Während des EU-Gipfels ging in Brüssel ein neues US-Angebot für eine Einigung im Zollstreit ein. Ist es annehmbar? Die für die Verhandlungen zuständige EU-Kommission wollte sich zum Inhalt und zur Bewertung des Textes öffentlich nicht äußern. Merz machte nach den Beratungen allerdings deutlich, dass er den Sack am liebsten schnell zumachen würde.

"Lieber jetzt schnell und einfach, als langsam und hoch kompliziert", sagte er in einer Pressekonferenz. Die von US-Präsident Donald Trump eingeführten Zölle gefährdeten deutsche Unternehmen. Besonders für die Automobilindustrie, die chemische Industrie, die pharmazeutische Industrie, den Maschinenbau und die Stahl- und Aluminiumbranche brauche es eine Lösung.

Merz äußerte sich vor dem Hintergrund, dass US-Präsident Donald Trump ab dem 9. Juli noch mehr Zölle in Kraft treten lassen will, wenn die EU den USA in Handelsfragen nicht entgegenkommt.

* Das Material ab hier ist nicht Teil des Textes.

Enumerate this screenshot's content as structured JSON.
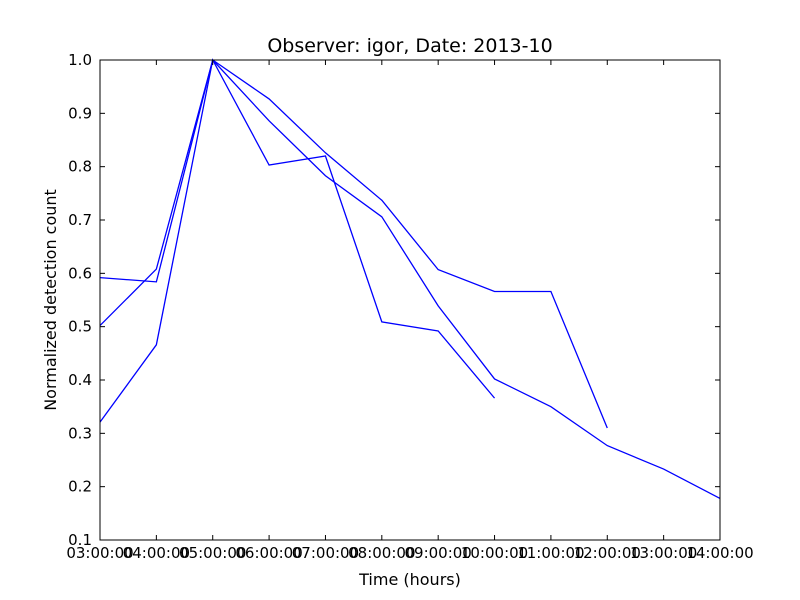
{
  "chart_data": {
    "type": "line",
    "title": "Observer: igor, Date: 2013-10",
    "xlabel": "Time (hours)",
    "ylabel": "Normalized detection count",
    "xlim": [
      3,
      14
    ],
    "ylim": [
      0.1,
      1.0
    ],
    "xtick_values": [
      3,
      4,
      5,
      6,
      7,
      8,
      9,
      10,
      11,
      12,
      13,
      14
    ],
    "xtick_labels": [
      "03:00:00",
      "04:00:00",
      "05:00:00",
      "06:00:00",
      "07:00:00",
      "08:00:00",
      "09:00:00",
      "10:00:00",
      "11:00:00",
      "12:00:00",
      "13:00:00",
      "14:00:00"
    ],
    "ytick_values": [
      0.1,
      0.2,
      0.3,
      0.4,
      0.5,
      0.6,
      0.7,
      0.8,
      0.9,
      1.0
    ],
    "ytick_labels": [
      "0.1",
      "0.2",
      "0.3",
      "0.4",
      "0.5",
      "0.6",
      "0.7",
      "0.8",
      "0.9",
      "1.0"
    ],
    "grid": false,
    "line_color": "#0000ff",
    "series": [
      {
        "x": [
          3,
          4,
          5,
          6,
          7,
          8,
          9,
          10,
          11,
          12
        ],
        "y": [
          0.502,
          0.608,
          1.0,
          0.927,
          0.826,
          0.737,
          0.607,
          0.566,
          0.566,
          0.31
        ]
      },
      {
        "x": [
          3,
          4,
          5,
          6,
          7,
          8,
          9,
          10
        ],
        "y": [
          0.592,
          0.584,
          1.0,
          0.803,
          0.82,
          0.509,
          0.492,
          0.366
        ]
      },
      {
        "x": [
          3,
          4,
          5,
          6,
          7,
          8,
          9,
          10,
          11,
          12,
          13,
          14
        ],
        "y": [
          0.321,
          0.466,
          1.0,
          0.886,
          0.783,
          0.706,
          0.539,
          0.402,
          0.35,
          0.277,
          0.233,
          0.178
        ]
      }
    ]
  }
}
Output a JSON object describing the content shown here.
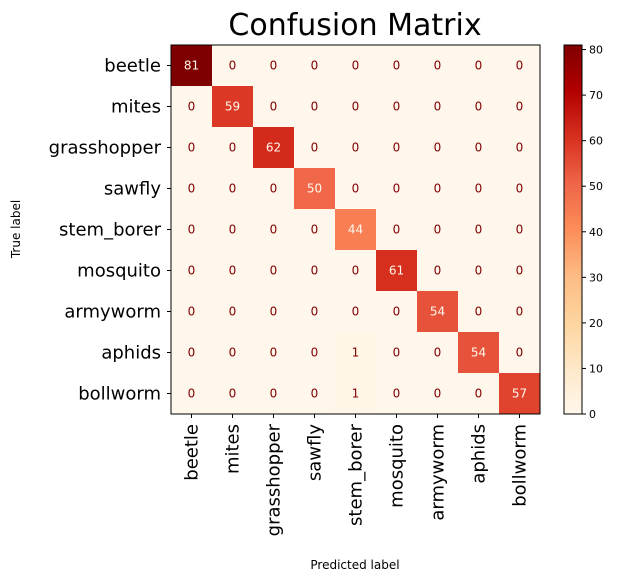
{
  "chart_data": {
    "type": "heatmap",
    "title": "Confusion Matrix",
    "xlabel": "Predicted label",
    "ylabel": "True label",
    "labels": [
      "beetle",
      "mites",
      "grasshopper",
      "sawfly",
      "stem_borer",
      "mosquito",
      "armyworm",
      "aphids",
      "bollworm"
    ],
    "matrix": [
      [
        81,
        0,
        0,
        0,
        0,
        0,
        0,
        0,
        0
      ],
      [
        0,
        59,
        0,
        0,
        0,
        0,
        0,
        0,
        0
      ],
      [
        0,
        0,
        62,
        0,
        0,
        0,
        0,
        0,
        0
      ],
      [
        0,
        0,
        0,
        50,
        0,
        0,
        0,
        0,
        0
      ],
      [
        0,
        0,
        0,
        0,
        44,
        0,
        0,
        0,
        0
      ],
      [
        0,
        0,
        0,
        0,
        0,
        61,
        0,
        0,
        0
      ],
      [
        0,
        0,
        0,
        0,
        0,
        0,
        54,
        0,
        0
      ],
      [
        0,
        0,
        0,
        0,
        1,
        0,
        0,
        54,
        0
      ],
      [
        0,
        0,
        0,
        0,
        1,
        0,
        0,
        0,
        57
      ]
    ],
    "colormap": "OrRd",
    "colorbar": {
      "range": [
        0,
        81
      ],
      "ticks": [
        "0",
        "10",
        "20",
        "30",
        "40",
        "50",
        "60",
        "70",
        "80"
      ]
    },
    "colors": {
      "low": "#fff7ec",
      "high": "#7f0000",
      "text_dark": "#7f0000",
      "text_light": "#fff7ec"
    }
  }
}
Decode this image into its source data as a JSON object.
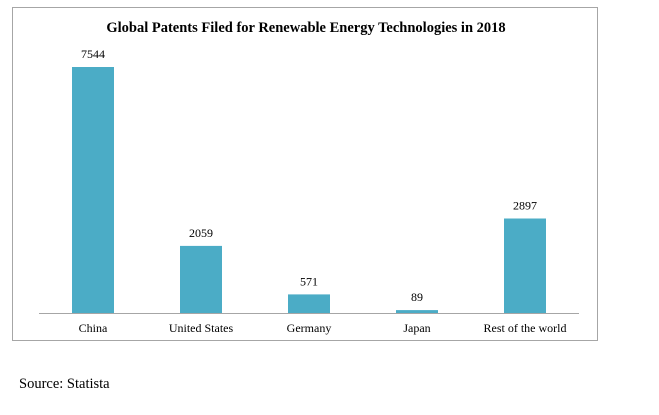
{
  "chart_data": {
    "type": "bar",
    "title": "Global Patents Filed for Renewable Energy Technologies in 2018",
    "categories": [
      "China",
      "United States",
      "Germany",
      "Japan",
      "Rest of the world"
    ],
    "values": [
      7544,
      2059,
      571,
      89,
      2897
    ],
    "data_labels": [
      "7544",
      "2059",
      "571",
      "89",
      "2897"
    ],
    "xlabel": "",
    "ylabel": "",
    "ylim": [
      0,
      8000
    ],
    "grid": false,
    "legend": "none",
    "bar_color": "#4bacc6",
    "axis_color": "#a6a6a6"
  },
  "footer": {
    "source": "Source: Statista"
  }
}
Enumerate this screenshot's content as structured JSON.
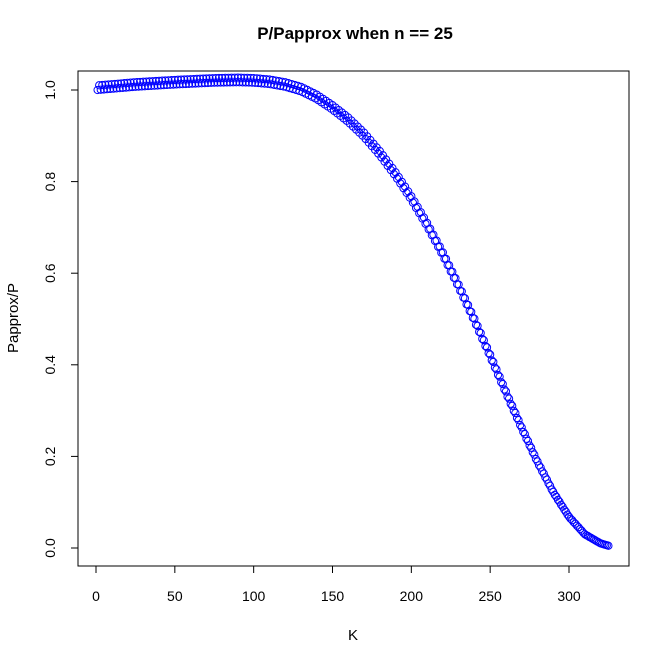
{
  "chart_data": {
    "type": "scatter",
    "title": "P/Papprox when n == 25",
    "xlabel": "K",
    "ylabel": "Papprox/P",
    "xlim": [
      0,
      330
    ],
    "ylim": [
      0.0,
      1.0
    ],
    "x_ticks": [
      0,
      50,
      100,
      150,
      200,
      250,
      300
    ],
    "y_ticks": [
      0.0,
      0.2,
      0.4,
      0.6,
      0.8,
      1.0
    ],
    "grid": false,
    "legend": "none",
    "marker": "open-circle",
    "color": "#0000ff",
    "series_rule": "two interleaved bands: even K upper, odd K lower; y ~ 1.005 at K=1 rising to ~1.02 near K=90, falling to ~0.005 at K=325",
    "x": [
      1,
      25,
      50,
      75,
      90,
      100,
      110,
      120,
      130,
      140,
      150,
      160,
      170,
      180,
      190,
      200,
      210,
      220,
      230,
      240,
      250,
      260,
      270,
      280,
      290,
      300,
      310,
      320,
      325
    ],
    "y": [
      1.005,
      1.012,
      1.017,
      1.021,
      1.022,
      1.021,
      1.018,
      1.012,
      1.002,
      0.985,
      0.962,
      0.935,
      0.902,
      0.862,
      0.816,
      0.764,
      0.706,
      0.642,
      0.572,
      0.498,
      0.42,
      0.34,
      0.262,
      0.188,
      0.122,
      0.068,
      0.03,
      0.01,
      0.005
    ],
    "band_offset": 0.01,
    "k_range": [
      1,
      325
    ]
  }
}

Der Republikaner begründet seinen Kurs vor allem damit, dass er angebliche Handelsungleichgewichte korrigieren will.

Euro für Bulgarien

Einig waren sich die Staats- und Regierungschefs immerhin, dass die Menschen in Bulgarien bald mit dem Euro zahlen sollen: Sie stellten sich hinter den Vorschlag der EU-Kommission, der die Einführung der Gemeinschaftswährung in dem Balkanland zum 1. Januar 2026 erlaubt. Zuvor hatten dies bereits die EU-Finanzminister getan, die nun noch einmal formell zustimmen müssen. Bulgarien ist seit 2007 Mitglied der Europäischen Union und wäre das 21. Land mit der Gemeinschaftswährung. Es gehört zu den ärmeren EU-Ländern.